To overcome the main trigger for revision in HSA—symptomatic glenoid—PyC coated HSA was developed [8, 9, 16]. This manmade biomaterial has the best combination of blood compatibility and physical and mechanical properties [9]. PyC has demonstrated decreased bone wear compared to metal in in vitro models [10], and it is believed to promote neosynthesis of a cartilage-like tissue [7]. Despite previous orthopedic applications in small arthritic joint such as the hand and wrist, outcomes in the glenohumeral joint are beginning to emerge. Yet, most of the studies report outcomes in interposition arthroplasty—pyrocarbon coated interposition shoulder arthroplasty (PISA)—and some even compare to HSA and TSA [57, 9]. The lack of results of PyC coated HSA is notorious. In 2018, Klawitter et al. [10] supported the use of PyC in humeral head HSA instead of the conventional metal HSA and demonstrated less damage to the bone in simulated tests for PyC HSA when compared to cobalt chromium implants in in vitro models. A recent prospective multicenter study performed by Garret et el [6]., that included 65 patients who underwent PyC HSA, demonstrated improvement in pain and function in patients with primary and secondary OA.

We report preliminary outcomes of the first PyC coated HSA performed in our Orthopedic Department, with a follow-up of 3 years, with very encouraging results. The patient is able to perform all ranges of motion, and the radiographic assessment demonstrates good implantation of the humeral stem and no evidence of secondary OA of the glenoid.
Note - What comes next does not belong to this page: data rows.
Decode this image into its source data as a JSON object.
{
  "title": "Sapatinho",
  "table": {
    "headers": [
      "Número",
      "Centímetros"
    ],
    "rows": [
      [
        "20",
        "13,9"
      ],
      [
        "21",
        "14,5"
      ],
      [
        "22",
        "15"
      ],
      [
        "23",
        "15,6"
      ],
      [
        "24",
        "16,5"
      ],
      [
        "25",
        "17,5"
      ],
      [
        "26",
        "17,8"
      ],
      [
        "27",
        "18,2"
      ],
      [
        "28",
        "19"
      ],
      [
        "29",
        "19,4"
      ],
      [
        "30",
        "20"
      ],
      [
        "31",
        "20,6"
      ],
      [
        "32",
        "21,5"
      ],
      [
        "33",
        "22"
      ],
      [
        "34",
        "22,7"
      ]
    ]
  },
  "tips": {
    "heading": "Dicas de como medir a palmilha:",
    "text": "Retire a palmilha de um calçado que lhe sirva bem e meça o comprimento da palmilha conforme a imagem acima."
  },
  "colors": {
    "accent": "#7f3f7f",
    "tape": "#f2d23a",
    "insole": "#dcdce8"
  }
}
Our results—improvement in the Constant score and unchanged glenoid after 3 years of follow-up—were similar to those reported in the atraumatic OHH group assessed in one of the largest prospective multicenter study enrolling PyC HSA [6]. Therefore, satisfactory functional recovery in a young and active patient without uneventful events turns this treatment into an attractive option in patients with OHH. Yet, further investigations with larger cohorts assessing the radiographs and functional outcomes are necessary to confirm the safety and performance of PyC HSA in a long-term follow-up.

Data Availability

No data are available.

Conflicts of Interest

The authors declare that they have no conflicts of interest.